U-17日本代表の竹野。幾多の困難を乗り越え、ついにU-17W杯に挑む。写真:松尾祐希

 どれだけ努力をしても報われるとは限らない。だが、やらなければ、現状は同じ。変わらなければ、大きな成長は掴み取れない。1年前はくすぶっていた才能、DF竹野楓太(神村学園/2年)は瞬く間に花開き、世界の舞台で戦う権利を手に入れた。

 カタールで11月3日に幕を開けるU-17ワールドカップ。廣山望監督が率いる若き日本代表は、10月24日の夜に事前合宿の地であるUAEに向かった。今大会から48か国の参加となり、新たなフォーマットで世界一を目ざすU-17日本代表には、注目すべきタレントがいる。右ウイングバックを主戦場とする竹野だ。

 182センチの恵まれたサイズと確かな足もとの技術に加え、推進力を持ち合わせるタイプ。好不調の波が激しい点は玉に瑕だが、勢いに乗った時は手が付けられない。
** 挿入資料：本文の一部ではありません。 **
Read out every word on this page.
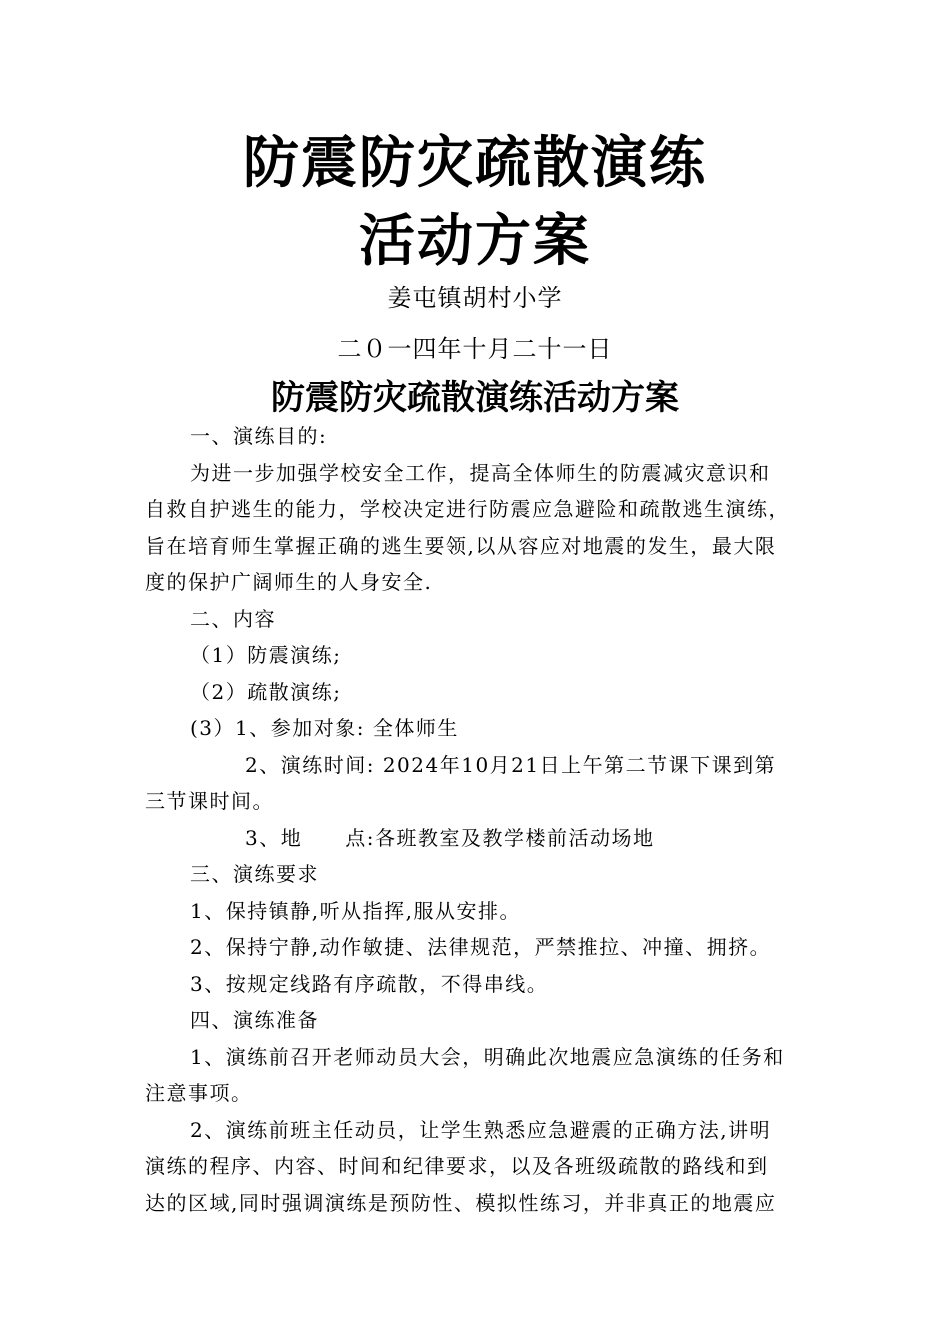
防震防灾疏散演练
活动方案
姜屯镇胡村小学
二０一四年十月二十一日
防震防灾疏散演练活动方案

一、演练目的:

为进一步加强学校安全工作，提高全体师生的防震减灾意识和

自救自护逃生的能力，学校决定进行防震应急避险和疏散逃生演练，

旨在培育师生掌握正确的逃生要领,以从容应对地震的发生，最大限

度的保护广阔师生的人身安全.

二、内容

（1）防震演练;

（2）疏散演练;

(3）1、参加对象: 全体师生

2、演练时间: 2024年10月21日上午第二节课下课到第

三节课时间。

3、地　　点:各班教室及教学楼前活动场地

三、演练要求

1、保持镇静,听从指挥,服从安排。

2、保持宁静,动作敏捷、法律规范，严禁推拉、冲撞、拥挤。

3、按规定线路有序疏散，不得串线。

四、演练准备

1、演练前召开老师动员大会，明确此次地震应急演练的任务和

注意事项。

2、演练前班主任动员，让学生熟悉应急避震的正确方法,讲明

演练的程序、内容、时间和纪律要求，以及各班级疏散的路线和到

达的区域,同时强调演练是预防性、模拟性练习，并非真正的地震应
スケールの大きなプレーは今後の飛躍に期待感を抱かせる。

 とりわけ、この1年間の成長スピードは目覚ましく、右肩上がりでレベルアップを遂げてきた。24日に行なわれた流通経済大(3−1/45分ハーフ)とのトレーニングマッチでも前半アディショナルタイムにMF小林志紋(広島ユース/3年)のゴールをクロスからお膳立て。良い状態で国内ラストマッチを終えたが、ここに辿り着くまでには幾多の困難があった。
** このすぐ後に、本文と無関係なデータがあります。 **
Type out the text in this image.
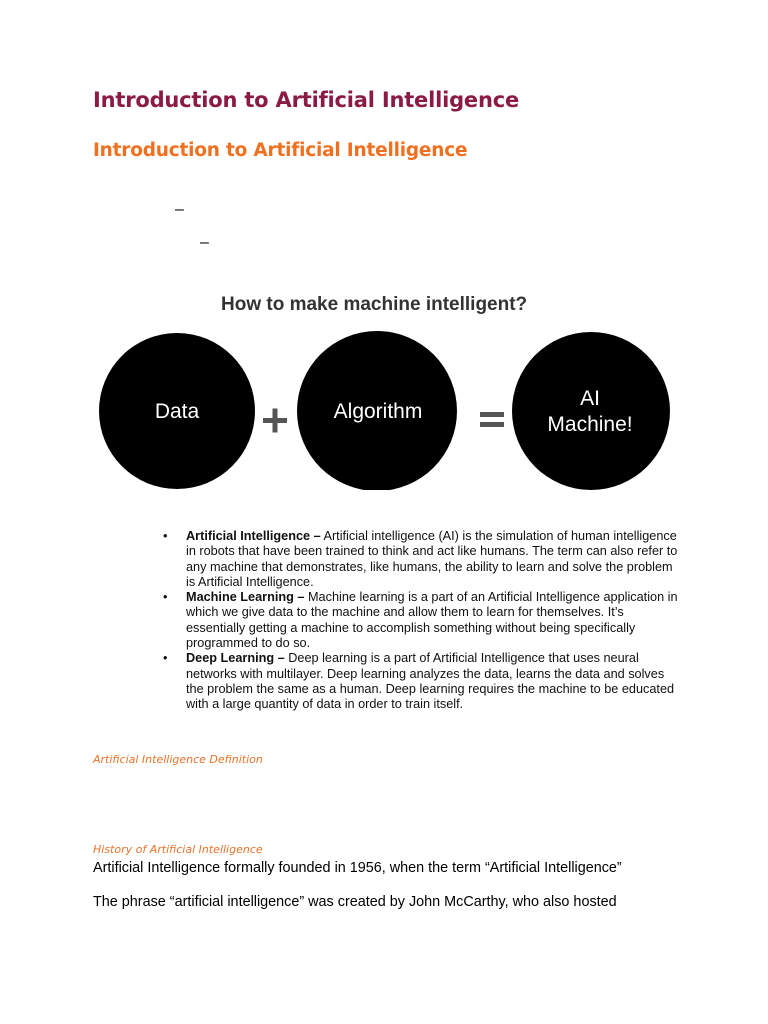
Introduction to Artificial Intelligence
Introduction to Artificial Intelligence
–
–
How to make machine intelligent?
Data	Algorithm
AI
Machine!
• Artificial Intelligence – Artificial intelligence (AI) is the simulation of human intelligence in robots that have been trained to think and act like humans. The term can also refer to any machine that demonstrates, like humans, the ability to learn and solve the problem is Artificial Intelligence.
• Machine Learning – Machine learning is a part of an Artificial Intelligence application in which we give data to the machine and allow them to learn for themselves. It’s essentially getting a machine to accomplish something without being specifically programmed to do so.
• Deep Learning – Deep learning is a part of Artificial Intelligence that uses neural networks with multilayer. Deep learning analyzes the data, learns the data and solves the problem the same as a human. Deep learning requires the machine to be educated with a large quantity of data in order to train itself.

Artificial Intelligence Definition

History of Artificial Intelligence

Artificial Intelligence formally founded in 1956, when the term “Artificial Intelligence”

The phrase “artificial intelligence” was created by John McCarthy, who also hosted
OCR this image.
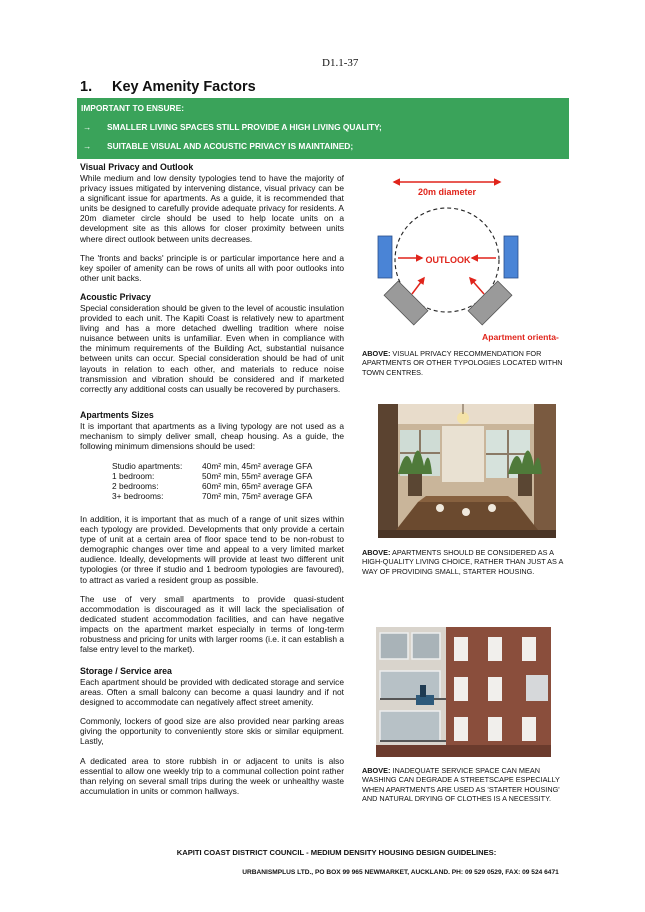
D1.1-37
1. Key Amenity Factors
IMPORTANT TO ENSURE:
→	SMALLER LIVING SPACES STILL PROVIDE A HIGH LIVING QUALITY;
→	SUITABLE VISUAL AND ACOUSTIC PRIVACY IS MAINTAINED;
Visual Privacy and Outlook

While medium and low density typologies tend to have the majority of privacy issues mitigated by intervening distance, visual privacy can be a significant issue for apartments. As a guide, it is recommended that units be designed to carefully provide adequate privacy for residents. A 20m diameter circle should be used to help locate units on a development site as this allows for closer proximity between units where direct outlook between units decreases.

The 'fronts and backs' principle is or particular importance here and a key spoiler of amenity can be rows of units all with poor outlooks into other unit backs.

Acoustic Privacy

Special consideration should be given to the level of acoustic insulation provided to each unit. The Kapiti Coast is relatively new to apartment living and has a more detached dwelling tradition where noise nuisance between units is unfamiliar. Even when in compliance with the minimum requirements of the Building Act, substantial nuisance between units can occur. Special consideration should be had of unit layouts in relation to each other, and materials to reduce noise transmission and vibration should be considered and if marketed correctly any additional costs can usually be recovered by purchasers.

Apartments Sizes

It is important that apartments as a living typology are not used as a mechanism to simply deliver small, cheap housing. As a guide, the following minimum dimensions should be used:

Studio apartments:	40m² min, 45m² average GFA
1 bedroom:	50m² min, 55m² average GFA
2 bedrooms:	60m² min, 65m² average GFA
3+ bedrooms:	70m² min, 75m² average GFA

In addition, it is important that as much of a range of unit sizes within each typology are provided. Developments that only provide a certain type of unit at a certain area of floor space tend to be non-robust to demographic changes over time and appeal to a very limited market audience. Ideally, developments will provide at least two different unit typologies (or three if studio and 1 bedroom typologies are favoured), to attract as varied a resident group as possible.

The use of very small apartments to provide quasi-student accommodation is discouraged as it will lack the specialisation of dedicated student accommodation facilities, and can have negative impacts on the apartment market especially in terms of long-term robustness and pricing for units with larger rooms (i.e. it can establish a false entry level to the market).

Storage / Service area

Each apartment should be provided with dedicated storage and service areas. Often a small balcony can become a quasi laundry and if not designed to accommodate can negatively affect street amenity.

Commonly, lockers of good size are also provided near parking areas giving the opportunity to conveniently store skis or similar equipment. Lastly,

A dedicated area to store rubbish in or adjacent to units is also essential to allow one weekly trip to a communal collection point rather than relying on several small trips during the week or unhealthy waste accumulation in units or common hallways.

20m diameter
OUTLOOK
Apartment orienta-
ABOVE: VISUAL PRIVACY RECOMMENDATION FOR APARTMENTS OR OTHER TYPOLOGIES LOCATED WITHN TOWN CENTRES.
ABOVE: APARTMENTS SHOULD BE CONSIDERED AS A HIGH-QUALITY LIVING CHOICE, RATHER THAN JUST AS A WAY OF PROVIDING SMALL, STARTER HOUSING.
ABOVE: INADEQUATE SERVICE SPACE CAN MEAN WASHING CAN DEGRADE A STREETSCAPE ESPECIALLY WHEN APARTMENTS ARE USED AS 'STARTER HOUSING' AND NATURAL DRYING OF CLOTHES IS A NECESSITY.
KAPITI COAST DISTRICT COUNCIL - MEDIUM DENSITY HOUSING DESIGN GUIDELINES:
URBANISMPLUS LTD., PO BOX 99 965 NEWMARKET, AUCKLAND. PH: 09 529 0529, FAX: 09 524 6471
 1年前の秋は、1年生ながら神村学園のAチームに籍を置いていた一方で、出場機会はなかなか得られない。サッカーを辞めることを考えるほど、心が折れそうになった時期は何度もあった。それでも、挫けずに努力を重ね、2年生となった今年は右ウイングバックのポジションを掴んだだけではなく、確かな存在感を示してチームに欠かせない選手になった。
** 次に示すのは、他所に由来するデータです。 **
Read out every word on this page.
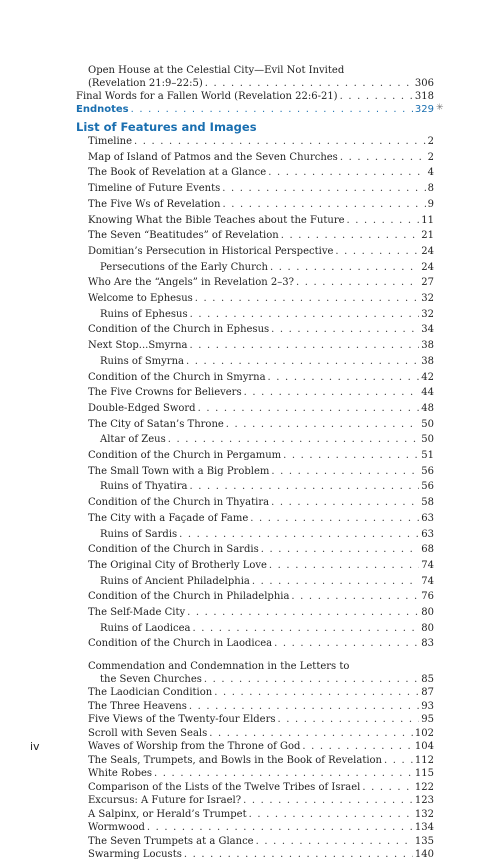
Open House at the Celestial City—Evil Not Invited
(Revelation 21:9–22:5) . . .	306
Final Words for a Fallen World (Revelation 22:6-21) . . .	318
Endnotes . . .	329 ✳
List of Features and Images
Timeline . . .	2
Map of Island of Patmos and the Seven Churches . . .	2
The Book of Revelation at a Glance . . .	4
Timeline of Future Events . . .	8
The Five Ws of Revelation . . .	9
Knowing What the Bible Teaches about the Future . . .	11
The Seven “Beatitudes” of Revelation . . .	21
Domitian’s Persecution in Historical Perspective . . .	24
Persecutions of the Early Church . . .	24
Who Are the “Angels” in Revelation 2–3? . . .	27
Welcome to Ephesus . . .	32
Ruins of Ephesus . . .	32
Condition of the Church in Ephesus . . .	34
Next Stop...Smyrna . . .	38
Ruins of Smyrna . . .	38
Condition of the Church in Smyrna . . .	42
The Five Crowns for Believers . . .	44
Double-Edged Sword . . .	48
The City of Satan’s Throne . . .	50
Altar of Zeus . . .	50
Condition of the Church in Pergamum . . .	51
The Small Town with a Big Problem . . .	56
Ruins of Thyatira . . .	56
Condition of the Church in Thyatira . . .	58
The City with a Façade of Fame . . .	63
Ruins of Sardis . . .	63
Condition of the Church in Sardis . . .	68
The Original City of Brotherly Love . . .	74
Ruins of Ancient Philadelphia . . .	74
Condition of the Church in Philadelphia . . .	76
The Self-Made City . . .	80
Ruins of Laodicea . . .	80
Condition of the Church in Laodicea . . .	83
Commendation and Condemnation in the Letters to
the Seven Churches . . .	85
The Laodician Condition . . .	87
The Three Heavens . . .	93
Five Views of the Twenty-four Elders . . .	95
Scroll with Seven Seals . . .	102
Waves of Worship from the Throne of God . . .	104
The Seals, Trumpets, and Bowls in the Book of Revelation . . .	112
White Robes . . .	115
Comparison of the Lists of the Twelve Tribes of Israel . . .	122
Excursus: A Future for Israel? . . .	123
A Salpinx, or Herald’s Trumpet . . .	132
Wormwood . . .	134
The Seven Trumpets at a Glance . . .	135
Swarming Locusts . . .	140
iv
 それが代表スタッフの目にも留まり、今年6月に自身初となる世代別代表に招集。廣山監督が指揮を執るU-17日本代表のメンバーに名を連ねた。
 
 夏のインターハイでも結果を残し、大津との決勝(2−2/6PK7)も大活躍。0−1で迎えた後半35+6分に右からクロスを入れ、同点ゴールをアシストした。創部初の日本一に貢献した勢いそのままにアピールを続けたが、9月は少し調子を落としていた。その理由を本人はこう説明する。

「調子が悪かった。9月頭のフランス遠征や9月下旬に大阪であった候補合宿から帰ってきた時に、神村学園と代表のスタイルが違うことでハマらないところがあった。自分の武器を出せない時期もあって、(神村学園)キャプテンの(中野)陽斗さんにもそれを言われて…。

 練習の中でも有村(圭一郎)監督にも言われて、頭を整理することでうまくできるようになりました。特に大阪の合宿では全然足りていないと思って、もっとやらないといけないという想いが強くなったんです。自分の中で何を優先すべきかが難しくなっていた」

 頭を整理し、本来の姿を取り戻した竹野は見事に復活。W杯行きも勝ち取った。

 シンデレラストーリーを歩む竹野にとって、忘れられない言葉がある。それが昨季のチームを牽引し、2023年のU-17W杯に出場したMF名和田我空(G大阪)からの檄だ。

 一緒にプレーする機会は多くなかったが、偉大な先輩から杯に出場する重要性を説かれていた。名和田からいろんな話を聞いたなかで、最も心に刺さったのが「ワールドカップに行ったら人生が変わるぞ」という言葉だ。

 本当の意味はまだ自分では理解できていない。経験した者にしか分からないし、得られない感覚でもある。「ガクさんに良い報告ができた」と笑顔を見せたが、竹野の挑戦はここからが本番。W杯と時期が被る選手権予選は仲間に託し、竹野は先輩の言葉の真意を知るべく、カタールの地で新たな戦いに足を踏み入れる。